Another recent example to illustrate (hope I got this right): I had a commit which had some package_foo::bar() call, but had never Importsed it in DESCRIPTION.
Building on Travis worked, because said code was never called in my build script.
But them, oddly, rsconnect::deploy() (from Travis to shinyapps.io) failed, because it couldn't find package_foo to add to the manifest.
At first I was confused, then I realised that this was b/c under the hood, packrat was apparently parsing the entire source for dependencies, and then got mad, because it couldn't find the package in the Travis session.

This is not a bug and I was able to fix this quickly, but these things add up, and sometimes I take a long time to figure them out. Seems to me like DESCRIPTION + packrat + x is too much.

I'd really love to standardise on one way to express dependencies, even if that's at a cost.

To me, DESCRIPTION is the most attractive way, because it's already used in two prominent use cases (pkg dev and travis CI/CD), and it covers a decent amount of edge cases (via github remote).

So, my (probably ill-informed?) wish list right now would be:

  1. let me disable packrat in rsconnect::deploy(), and just let me bring my own DESCRIPTION for shiny apps, even if it's not a package (just as on travis ci/cd).
  2. merge/standardize the Travis CI/CD docker image with the docker images behind shinyapps.io, and let me use those everywhere and easily (locally within RStudio, on Travis CI/CD, on shinyapps.io).
  3. standardize on https://github.com/rstudio/shinyapps-package-dependencies as a way to specify system dependencies.

Finally, I'd love to pay for services around this. RStudio Connect meets Travis CI meets Heroku kind of thing.
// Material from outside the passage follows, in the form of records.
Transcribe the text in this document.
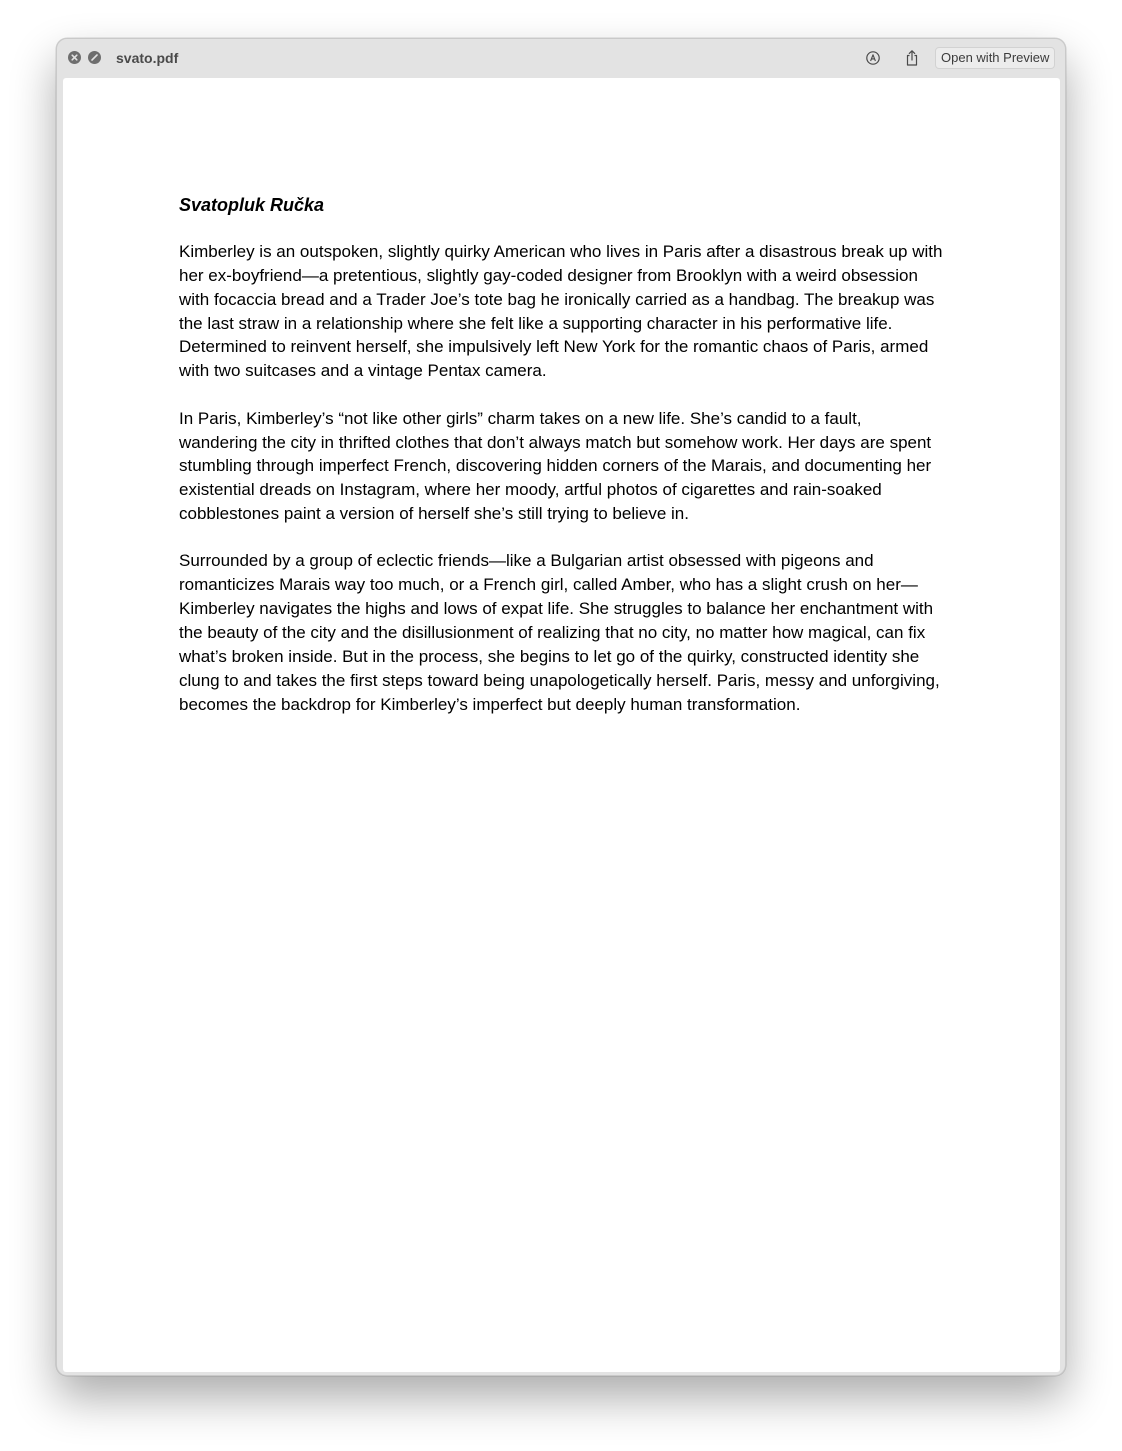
svato.pdf	Open with Preview
Svatopluk Ručka

Kimberley is an outspoken, slightly quirky American who lives in Paris after a disastrous break up with her ex-boyfriend—a pretentious, slightly gay-coded designer from Brooklyn with a weird obsession with focaccia bread and a Trader Joe’s tote bag he ironically carried as a handbag. The breakup was the last straw in a relationship where she felt like a supporting character in his performative life. Determined to reinvent herself, she impulsively left New York for the romantic chaos of Paris, armed with two suitcases and a vintage Pentax camera.

In Paris, Kimberley’s “not like other girls” charm takes on a new life. She’s candid to a fault, wandering the city in thrifted clothes that don’t always match but somehow work. Her days are spent stumbling through imperfect French, discovering hidden corners of the Marais, and documenting her existential dreads on Instagram, where her moody, artful photos of cigarettes and rain-soaked cobblestones paint a version of herself she’s still trying to believe in.

Surrounded by a group of eclectic friends—like a Bulgarian artist obsessed with pigeons and romanticizes Marais way too much, or a French girl, called Amber, who has a slight crush on her—Kimberley navigates the highs and lows of expat life. She struggles to balance her enchantment with the beauty of the city and the disillusionment of realizing that no city, no matter how magical, can fix what’s broken inside. But in the process, she begins to let go of the quirky, constructed identity she clung to and takes the first steps toward being unapologetically herself. Paris, messy and unforgiving, becomes the backdrop for Kimberley’s imperfect but deeply human transformation.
Still happy to talk about this if you, @tareef and others are still interested.

1 Like


Looked at from a distance, I now think I'm really starting from two quite separate pain points:

  1. packrat (inside rsconnect::deploy()) + DESCRIPTION is too much. I'd like to just use DESCRIPTION. DESCRIPTION is also human-readable, and just overall simpler than packrat.
  2. I'm having a hard time reconciling a Github-based CI/CD workflow with shinyapps.io and especially RStudio Connect. So I go through Travis in between, which is a subtly different build environment.


As an aside but related note I would love to have connect commit my code to git on every deploy!



These are great thoughts! Thanks so much for the thorough post. I can definitely resonate with DESCRIPTION and packrat feeling redundant, and then difficult to debug because the same information is essentially being stored in two places.

One thing that would help me clarify a bit - are you building a package? How are you using the DESCRIPTION file if not when building a package? Or are you building the package and then deploying something to do with the package?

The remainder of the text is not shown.